Monday, November 13, 2006 - 3:00 PM

The CUAHSI Hydrologic Measurement Facility: ĎAn Instrumentation and Scientific Resource for the Science Community'.

David A. Robinson1, B. Bowden2, J. Duncan3, J. Durant4, R. P. Hooper3, J. Jacobs5, R. Knight1, C. Matiuk3, and J. Selker6. (1) Stanford University, Dept of Geophysics, 397 Panama Mall, Stanford, CA 94305-2215, (2) University of Vermont, Burlington, VT 05405, (3) CUAHSI, Washington, DC 20009, (4) Tufts University, Medford, MA 02155, (5) University of New Hampshire, Durham, NH 03824, (6) Oregon State University, Corvallis, OR 97331

Like related environmental sciences, the hydrologic sciences community has been defining environmental observatories and the support components necessary for their successful implementation, such as informatics and instrumentation.

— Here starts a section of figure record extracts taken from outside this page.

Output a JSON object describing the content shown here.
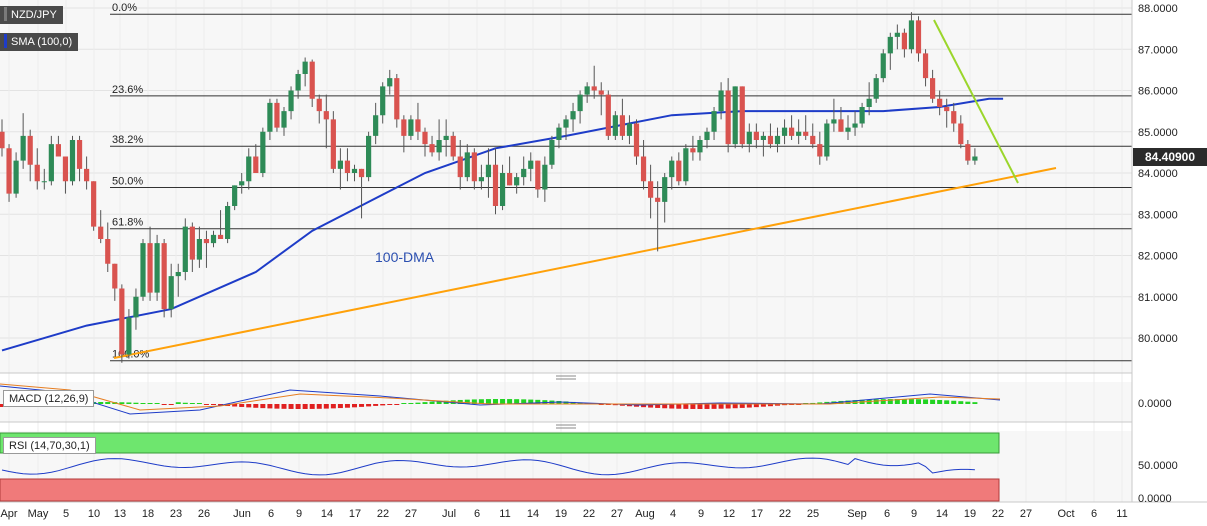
{
  "chart_data": {
    "type": "candlestick",
    "symbol": "NZD/JPY",
    "overlay_label": "SMA (100,0)",
    "dma_label": "100-DMA",
    "last_price": "84.40900",
    "ylim": [
      79.4,
      88.1
    ],
    "y_ticks": [
      "88.0000",
      "87.0000",
      "86.0000",
      "85.0000",
      "84.0000",
      "83.0000",
      "82.0000",
      "81.0000",
      "80.0000"
    ],
    "x_ticks": [
      "Apr",
      "May",
      "5",
      "10",
      "13",
      "18",
      "23",
      "26",
      "Jun",
      "6",
      "9",
      "14",
      "17",
      "22",
      "27",
      "Jul",
      "6",
      "11",
      "14",
      "19",
      "22",
      "27",
      "Aug",
      "4",
      "9",
      "12",
      "17",
      "22",
      "25",
      "Sep",
      "6",
      "9",
      "14",
      "19",
      "22",
      "27",
      "Oct",
      "6",
      "11"
    ],
    "fibonacci": [
      {
        "label": "0.0%",
        "value": 87.85
      },
      {
        "label": "23.6%",
        "value": 85.87
      },
      {
        "label": "38.2%",
        "value": 84.65
      },
      {
        "label": "50.0%",
        "value": 83.65
      },
      {
        "label": "61.8%",
        "value": 82.65
      },
      {
        "label": "100.0%",
        "value": 79.45
      }
    ],
    "candles": [
      [
        85.0,
        85.3,
        84.4,
        84.6
      ],
      [
        84.6,
        84.7,
        83.3,
        83.5
      ],
      [
        83.5,
        84.5,
        83.4,
        84.3
      ],
      [
        84.3,
        85.45,
        84.1,
        84.9
      ],
      [
        84.9,
        85.05,
        83.8,
        84.2
      ],
      [
        84.2,
        84.6,
        83.6,
        83.8
      ],
      [
        83.8,
        84.1,
        83.6,
        83.8
      ],
      [
        83.8,
        84.9,
        83.7,
        84.7
      ],
      [
        84.7,
        84.9,
        84.4,
        84.4
      ],
      [
        84.4,
        84.4,
        83.5,
        83.8
      ],
      [
        83.8,
        84.9,
        83.7,
        84.8
      ],
      [
        84.8,
        84.9,
        83.8,
        84.1
      ],
      [
        84.1,
        84.4,
        83.6,
        83.8
      ],
      [
        83.8,
        83.8,
        82.6,
        82.7
      ],
      [
        82.7,
        83.1,
        82.3,
        82.4
      ],
      [
        82.4,
        82.8,
        81.6,
        81.8
      ],
      [
        81.8,
        81.8,
        80.9,
        81.2
      ],
      [
        81.2,
        81.3,
        79.4,
        79.6
      ],
      [
        79.6,
        80.7,
        79.5,
        80.5
      ],
      [
        80.5,
        81.2,
        80.2,
        81.0
      ],
      [
        81.0,
        82.4,
        80.9,
        82.3
      ],
      [
        82.3,
        82.7,
        80.9,
        81.1
      ],
      [
        81.1,
        82.5,
        80.9,
        82.3
      ],
      [
        82.3,
        82.4,
        80.5,
        80.7
      ],
      [
        80.7,
        81.8,
        80.5,
        81.5
      ],
      [
        81.5,
        81.8,
        81.0,
        81.6
      ],
      [
        81.6,
        82.9,
        81.4,
        82.7
      ],
      [
        82.7,
        82.8,
        81.6,
        81.9
      ],
      [
        81.9,
        82.7,
        81.7,
        82.4
      ],
      [
        82.4,
        82.6,
        81.7,
        82.3
      ],
      [
        82.3,
        82.6,
        82.2,
        82.5
      ],
      [
        82.5,
        83.1,
        82.4,
        82.4
      ],
      [
        82.4,
        83.3,
        82.3,
        83.2
      ],
      [
        83.2,
        83.7,
        83.1,
        83.7
      ],
      [
        83.7,
        84.0,
        83.5,
        83.8
      ],
      [
        83.8,
        84.6,
        83.6,
        84.4
      ],
      [
        84.4,
        84.7,
        84.0,
        84.0
      ],
      [
        84.0,
        85.1,
        83.9,
        85.0
      ],
      [
        85.0,
        85.8,
        84.8,
        85.7
      ],
      [
        85.7,
        85.8,
        85.0,
        85.1
      ],
      [
        85.1,
        85.6,
        84.9,
        85.5
      ],
      [
        85.5,
        86.1,
        85.3,
        86.0
      ],
      [
        86.0,
        86.5,
        85.8,
        86.4
      ],
      [
        86.4,
        86.8,
        86.1,
        86.7
      ],
      [
        86.7,
        86.75,
        85.6,
        85.8
      ],
      [
        85.8,
        85.9,
        85.2,
        85.5
      ],
      [
        85.5,
        85.9,
        84.6,
        85.3
      ],
      [
        85.3,
        85.5,
        84.0,
        84.1
      ],
      [
        84.1,
        84.6,
        83.6,
        84.3
      ],
      [
        84.3,
        84.6,
        83.8,
        84.0
      ],
      [
        84.0,
        84.2,
        83.8,
        84.1
      ],
      [
        84.1,
        84.1,
        82.9,
        83.9
      ],
      [
        83.9,
        85.0,
        83.8,
        84.9
      ],
      [
        84.9,
        85.7,
        84.7,
        85.4
      ],
      [
        85.4,
        86.2,
        85.2,
        86.1
      ],
      [
        86.1,
        86.5,
        85.9,
        86.3
      ],
      [
        86.3,
        86.4,
        85.1,
        85.3
      ],
      [
        85.3,
        85.4,
        84.5,
        84.9
      ],
      [
        84.9,
        85.4,
        84.8,
        85.3
      ],
      [
        85.3,
        85.7,
        84.8,
        85.0
      ],
      [
        85.0,
        85.1,
        84.4,
        84.7
      ],
      [
        84.7,
        84.9,
        84.4,
        84.5
      ],
      [
        84.5,
        85.3,
        84.3,
        84.8
      ],
      [
        84.8,
        85.3,
        84.4,
        84.9
      ],
      [
        84.9,
        85.0,
        84.3,
        84.4
      ],
      [
        84.4,
        84.8,
        83.6,
        83.9
      ],
      [
        83.9,
        84.7,
        83.8,
        84.5
      ],
      [
        84.5,
        84.6,
        83.6,
        83.8
      ],
      [
        83.8,
        84.2,
        83.6,
        83.9
      ],
      [
        83.9,
        84.6,
        83.4,
        84.2
      ],
      [
        84.2,
        84.6,
        83.0,
        83.2
      ],
      [
        83.2,
        84.2,
        83.1,
        84.0
      ],
      [
        84.0,
        84.4,
        83.7,
        83.7
      ],
      [
        83.7,
        84.0,
        83.5,
        83.9
      ],
      [
        83.9,
        84.4,
        83.7,
        84.1
      ],
      [
        84.1,
        84.5,
        83.8,
        84.3
      ],
      [
        84.3,
        84.3,
        83.4,
        83.6
      ],
      [
        83.6,
        84.4,
        83.3,
        84.2
      ],
      [
        84.2,
        84.9,
        84.1,
        84.8
      ],
      [
        84.8,
        85.2,
        84.6,
        85.1
      ],
      [
        85.1,
        85.4,
        84.8,
        85.3
      ],
      [
        85.3,
        85.7,
        85.0,
        85.5
      ],
      [
        85.5,
        86.0,
        85.2,
        85.9
      ],
      [
        85.9,
        86.2,
        85.7,
        86.1
      ],
      [
        86.1,
        86.6,
        85.8,
        86.0
      ],
      [
        86.0,
        86.2,
        85.4,
        85.9
      ],
      [
        85.9,
        86.0,
        84.8,
        84.9
      ],
      [
        84.9,
        85.5,
        84.8,
        85.4
      ],
      [
        85.4,
        85.8,
        84.8,
        84.9
      ],
      [
        84.9,
        85.4,
        84.7,
        85.2
      ],
      [
        85.2,
        85.3,
        84.2,
        84.4
      ],
      [
        84.4,
        84.8,
        83.6,
        83.8
      ],
      [
        83.8,
        84.2,
        82.9,
        83.4
      ],
      [
        83.4,
        83.8,
        82.1,
        83.3
      ],
      [
        83.3,
        84.0,
        82.8,
        83.9
      ],
      [
        83.9,
        84.4,
        83.6,
        84.3
      ],
      [
        84.3,
        84.5,
        83.7,
        83.8
      ],
      [
        83.8,
        84.7,
        83.7,
        84.6
      ],
      [
        84.6,
        84.9,
        84.3,
        84.5
      ],
      [
        84.5,
        84.9,
        84.3,
        84.8
      ],
      [
        84.8,
        85.1,
        84.6,
        85.0
      ],
      [
        85.0,
        85.6,
        84.8,
        85.5
      ],
      [
        85.5,
        86.2,
        85.3,
        86.0
      ],
      [
        86.0,
        86.3,
        84.5,
        84.7
      ],
      [
        84.7,
        86.1,
        84.6,
        86.1
      ],
      [
        86.1,
        86.1,
        84.6,
        84.7
      ],
      [
        84.7,
        85.2,
        84.5,
        85.0
      ],
      [
        85.0,
        85.2,
        84.6,
        84.8
      ],
      [
        84.8,
        85.0,
        84.4,
        84.9
      ],
      [
        84.9,
        85.2,
        84.6,
        84.7
      ],
      [
        84.7,
        85.1,
        84.5,
        84.9
      ],
      [
        84.9,
        85.3,
        84.7,
        85.1
      ],
      [
        85.1,
        85.4,
        84.8,
        84.9
      ],
      [
        84.9,
        85.3,
        84.7,
        85.0
      ],
      [
        85.0,
        85.4,
        84.8,
        84.9
      ],
      [
        84.9,
        85.2,
        84.6,
        84.7
      ],
      [
        84.7,
        85.0,
        84.2,
        84.4
      ],
      [
        84.4,
        85.3,
        84.3,
        85.2
      ],
      [
        85.2,
        85.8,
        85.0,
        85.3
      ],
      [
        85.3,
        85.6,
        85.0,
        85.0
      ],
      [
        85.0,
        85.4,
        84.8,
        85.1
      ],
      [
        85.1,
        85.5,
        84.9,
        85.2
      ],
      [
        85.2,
        85.7,
        85.1,
        85.6
      ],
      [
        85.6,
        86.2,
        85.4,
        85.8
      ],
      [
        85.8,
        86.4,
        85.7,
        86.3
      ],
      [
        86.3,
        87.0,
        86.2,
        86.9
      ],
      [
        86.9,
        87.4,
        86.5,
        87.3
      ],
      [
        87.3,
        87.6,
        87.0,
        87.4
      ],
      [
        87.4,
        87.5,
        86.8,
        87.0
      ],
      [
        87.0,
        87.9,
        86.9,
        87.7
      ],
      [
        87.7,
        87.8,
        86.7,
        86.9
      ],
      [
        86.9,
        87.0,
        86.1,
        86.3
      ],
      [
        86.3,
        86.5,
        85.7,
        85.8
      ],
      [
        85.8,
        86.0,
        85.4,
        85.6
      ],
      [
        85.6,
        85.8,
        85.1,
        85.5
      ],
      [
        85.5,
        85.7,
        85.0,
        85.2
      ],
      [
        85.2,
        85.4,
        84.6,
        84.7
      ],
      [
        84.7,
        84.8,
        84.2,
        84.3
      ],
      [
        84.3,
        84.6,
        84.2,
        84.4
      ]
    ],
    "sma100": [
      [
        0,
        79.7
      ],
      [
        12,
        80.3
      ],
      [
        24,
        80.7
      ],
      [
        36,
        81.6
      ],
      [
        44,
        82.6
      ],
      [
        52,
        83.3
      ],
      [
        60,
        84.0
      ],
      [
        70,
        84.6
      ],
      [
        80,
        84.9
      ],
      [
        95,
        85.4
      ],
      [
        105,
        85.5
      ],
      [
        115,
        85.5
      ],
      [
        125,
        85.5
      ],
      [
        133,
        85.6
      ],
      [
        140,
        85.8
      ],
      [
        142,
        85.8
      ]
    ],
    "tags": {
      "macd": "MACD (12,26,9)",
      "rsi": "RSI (14,70,30,1)"
    },
    "macd_ticks": [
      "0.0000"
    ],
    "rsi_ticks": [
      "50.0000",
      "0.0000"
    ]
  }
}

Unlike programs, such as NEON, that have been pursuing large-scale capital funding through the Major Research Equipment program of the NSF, the consortium of universities for the advancement of hydrologic sciences inc (CUAHSI) has been pursuing incremental development of observatories that has allowed us to pilot different parts of these support functions, namely Hydrologic Information Systems and a Hydrologic Measurement Facility (HMF), the subject of this paper. The approach has allowed us to gain greater specificity of the requirements for these facilities and their operational challenges. The HMF is setting the groundwork to support the breadth of the Hydrologic Community. The HMF effort is also taking a step-wise, spin-up model, with a small core grant, to be complemented by further grants, and through collaborative agreements with federal agencies and industrial partners. These efforts are guided by the results of a community wide survey conducted in Nov-Dec 2005, and a series of ongoing workshops. The survey identified the types of equipment that will advance hydrological sciences. Respondents to the survey indicated they were keen for HMF to focus on providing supported equipment such as atmospheric profilers (LIDAR), geophysical instrumentation including airborne sensors and GPR, and field isotope mass-spec. The recently signed CRADA, an agreement with USGS will for the first time provide university researchers with rental access to hydrological equipment, ranging from data loggers to advanced acoustic doppler current meters through USGS's Hydrologic Instrument Facility. Soil scientists should be excited about opportunities that are developing that will provide access to instrumentation that may enhance their individual research programs.